A key fact

I'm not sure that anyone really knows where the key and lock were invented. Obviously people have been barring doors from the inside since time immemorial (and is probably the reason why to this day, house doors open inwards).  In a world with house slaves you don't need keys and locks very much: the house slave who watches the door (the janitor, in Latin) identifies the visitor and lifts the bar.

The earliest mention of keys that I know of is from Homer, the Odyssey, book 21.  Odysseus after one or two adventures has made his way home to discover an annoying number of men trying to marry his wife.  Penelope goes to collect her husband's weapons (this will not end well for the suitors).

[Penelope] descended the tall staircase of her chamber, and took the well-bent key in her strong hand, a goodly key of bronze, whereon was a handle of ivory.

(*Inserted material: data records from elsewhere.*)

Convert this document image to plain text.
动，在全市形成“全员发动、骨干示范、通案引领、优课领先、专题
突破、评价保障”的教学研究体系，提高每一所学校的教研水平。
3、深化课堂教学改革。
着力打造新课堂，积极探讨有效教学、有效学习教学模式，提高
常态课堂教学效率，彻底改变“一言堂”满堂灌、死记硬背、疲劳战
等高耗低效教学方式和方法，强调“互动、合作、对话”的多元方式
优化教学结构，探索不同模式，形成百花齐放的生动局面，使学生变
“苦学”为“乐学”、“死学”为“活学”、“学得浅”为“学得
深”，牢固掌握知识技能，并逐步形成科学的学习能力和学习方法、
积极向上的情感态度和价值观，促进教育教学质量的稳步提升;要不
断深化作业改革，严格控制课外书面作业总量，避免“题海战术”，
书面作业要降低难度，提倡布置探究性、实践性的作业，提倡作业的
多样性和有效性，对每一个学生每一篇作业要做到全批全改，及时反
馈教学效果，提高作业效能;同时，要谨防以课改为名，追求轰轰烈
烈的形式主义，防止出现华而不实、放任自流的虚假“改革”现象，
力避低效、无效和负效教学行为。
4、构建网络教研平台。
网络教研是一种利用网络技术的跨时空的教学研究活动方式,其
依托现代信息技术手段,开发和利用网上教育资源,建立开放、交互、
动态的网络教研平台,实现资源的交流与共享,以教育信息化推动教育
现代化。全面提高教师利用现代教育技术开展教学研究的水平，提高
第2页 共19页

Here we have a key, at the time of the Trojan War.  Given the likely dating on Homer, the year is at least 600BC and probably well before.  I want to point out the description of the key as "well-bent", and "bronze".  Because in the late 1800s an art collector named Edward Warren, who seriously knew his antiquities, came across this:

credit: Museum of Fine Arts, Boston

You can find this interesting item at the excellent Museum of Fine Arts in Boston.  It is exactly like the description from Homer.  The words inscribed in the bronze identify it as the key for the Temple of Artemis at Lusoi, in Akadia. The difference is, this key is dated to the 5th century BC, which is when Nico & Diotima lived. So this is a key as my heroes would have seen them. 

The key fits through a slot in the door, and you then turn it to lift the bar on the other side. 

You can forget about carrying ancient keys in your pocket. This thing is more than forty centimeters long. That's about sixteen inches.